In any case, the truth is that 'enmeshed' verses are found in the poetry of every Ustad. Another point is that if the line would be put into prose like this: 'in the street of love, this rule is universal', then the verse would no longer be 'connected'. But in Mir's poetry 'entangled' verses are in any case present; see for example,

{25,2}.

[See also {183,12}.]

FWP:

SETS == MIDPOINTS
MOTIFS
NAMES
TERMS == ENTANGLEMENT

The term 'enjambment' is usually used in English criticism for verses in which single lines are semantically incomplete, and a sentence takes two (or more) lines to be fully expressed. A substantial majority of ghazal lines are 'end-stopped' or semantically complete, but by no means all of them. It's quite easy to find examples of enjambment in the work of all the classical poets, as SRF says, and most certainly in Ghalib and Mir. It's hard to believe that Azad wouldn't have known this. So why would he make such a fuss over it? As with so many aspects of Azad's anecdotes in aab-e ;hayaat , it's impossible to figure out which of his various hidden agendas might have been operative. For further discussion of such 'entanglement of words'[ta((qiid-e laf:zii], see {183,12}.

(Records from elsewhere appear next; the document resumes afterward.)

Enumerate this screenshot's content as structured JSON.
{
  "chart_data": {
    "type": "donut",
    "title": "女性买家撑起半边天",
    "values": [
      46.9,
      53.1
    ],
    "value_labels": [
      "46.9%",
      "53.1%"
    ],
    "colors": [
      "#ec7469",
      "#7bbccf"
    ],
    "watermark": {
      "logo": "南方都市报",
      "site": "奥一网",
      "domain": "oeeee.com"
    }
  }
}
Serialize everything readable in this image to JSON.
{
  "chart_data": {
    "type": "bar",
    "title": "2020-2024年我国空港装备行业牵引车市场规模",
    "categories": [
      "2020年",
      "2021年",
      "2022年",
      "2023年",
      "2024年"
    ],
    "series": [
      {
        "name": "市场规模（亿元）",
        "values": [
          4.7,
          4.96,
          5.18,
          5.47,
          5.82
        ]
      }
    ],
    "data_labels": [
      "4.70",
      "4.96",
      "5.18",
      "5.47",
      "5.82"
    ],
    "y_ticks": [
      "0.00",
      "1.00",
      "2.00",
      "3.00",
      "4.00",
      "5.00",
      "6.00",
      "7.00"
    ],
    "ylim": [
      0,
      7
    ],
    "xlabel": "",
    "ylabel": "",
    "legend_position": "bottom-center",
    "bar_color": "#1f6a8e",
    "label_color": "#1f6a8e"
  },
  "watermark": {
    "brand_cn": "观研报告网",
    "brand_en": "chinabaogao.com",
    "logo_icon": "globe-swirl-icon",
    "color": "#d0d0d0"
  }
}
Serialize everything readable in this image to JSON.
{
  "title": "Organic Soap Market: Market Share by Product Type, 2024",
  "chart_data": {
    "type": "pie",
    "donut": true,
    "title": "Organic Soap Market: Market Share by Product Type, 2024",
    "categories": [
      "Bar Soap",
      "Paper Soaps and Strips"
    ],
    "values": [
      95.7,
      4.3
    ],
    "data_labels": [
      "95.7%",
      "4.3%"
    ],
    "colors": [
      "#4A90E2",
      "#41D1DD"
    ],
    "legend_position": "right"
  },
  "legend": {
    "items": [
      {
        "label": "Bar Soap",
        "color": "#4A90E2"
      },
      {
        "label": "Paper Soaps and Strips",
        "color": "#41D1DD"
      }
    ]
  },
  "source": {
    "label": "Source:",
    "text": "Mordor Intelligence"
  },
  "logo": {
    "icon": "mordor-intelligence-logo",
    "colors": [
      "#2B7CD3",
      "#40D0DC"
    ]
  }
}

And in this particular verse, as SRF notes, we don't even need to postulate enjambment. Why shouldn't there be a 'universal' rule that applies always and forever in the 'street of love'? I don't see why 'in the street of love' can't be read just as well with the first line as with the second.

In any case, the whole picky business of finding small 'flaws' in the work of the classical Ustads is a very odd and futile pursuit. Who has the authority to go around identifying 'flaws' in Mir's poetry? And who cares, anyway? Poetry either works or it doesn't; if it works, it laughs at nuktah-chiinii , and if it doesn't, no amount of rule-following will redeem it.